A Safety-Oriented Self-Learning Algorithm for Autonomous Driving: Evolution Starting from a Basic Model

Autonomous driving vehicles with self-learning capabilities are expected to evolve in complex environments to improve their ability to cope with different scenarios. However, most self-learning algorithms suffer from low learning efficiency and lacking safety, which limits their applications. This paper proposes a safety-oriented self-learning algorithm for autonomous driving, which focuses on how to achieve evolution from a basic model. Specifically, a basic model based on the transformer encoder is designed to extract and output policy features from a small number of demonstration trajectories.
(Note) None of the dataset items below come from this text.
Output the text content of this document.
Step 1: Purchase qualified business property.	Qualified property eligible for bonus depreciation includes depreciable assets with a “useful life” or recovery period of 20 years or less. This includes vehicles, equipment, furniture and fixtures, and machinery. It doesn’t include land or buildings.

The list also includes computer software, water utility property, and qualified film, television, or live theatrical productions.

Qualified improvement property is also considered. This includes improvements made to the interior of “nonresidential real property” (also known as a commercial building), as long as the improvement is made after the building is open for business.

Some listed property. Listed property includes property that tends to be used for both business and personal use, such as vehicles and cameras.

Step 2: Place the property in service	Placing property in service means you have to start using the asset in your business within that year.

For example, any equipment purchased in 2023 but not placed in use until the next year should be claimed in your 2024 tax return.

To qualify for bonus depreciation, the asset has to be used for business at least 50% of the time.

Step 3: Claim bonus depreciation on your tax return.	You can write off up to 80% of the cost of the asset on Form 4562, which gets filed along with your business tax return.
To improve the learning efficiency, a policy mixed approach is developed. The basic model provides initial values to improve exploration efficiency, and the self-learning algorithm enhances the adaptability and generalization of the model, enabling continuous improvement without external intervention. Finally, an actor approximator based on receding horizon optimization is designed considering the constraints of the environmental input to ensure safety. The proposed method is verified in a challenging mixed traffic environment with pedestrians and vehicles. Simulation and real-vehicle test results show that the proposed method can safely and efficiently learn appropriate autonomous driving behaviors. Compared reinforcement learning and behavior cloning methods, it can achieve comprehensive improvement in learning efficiency and performance under the premise of ensuring safety.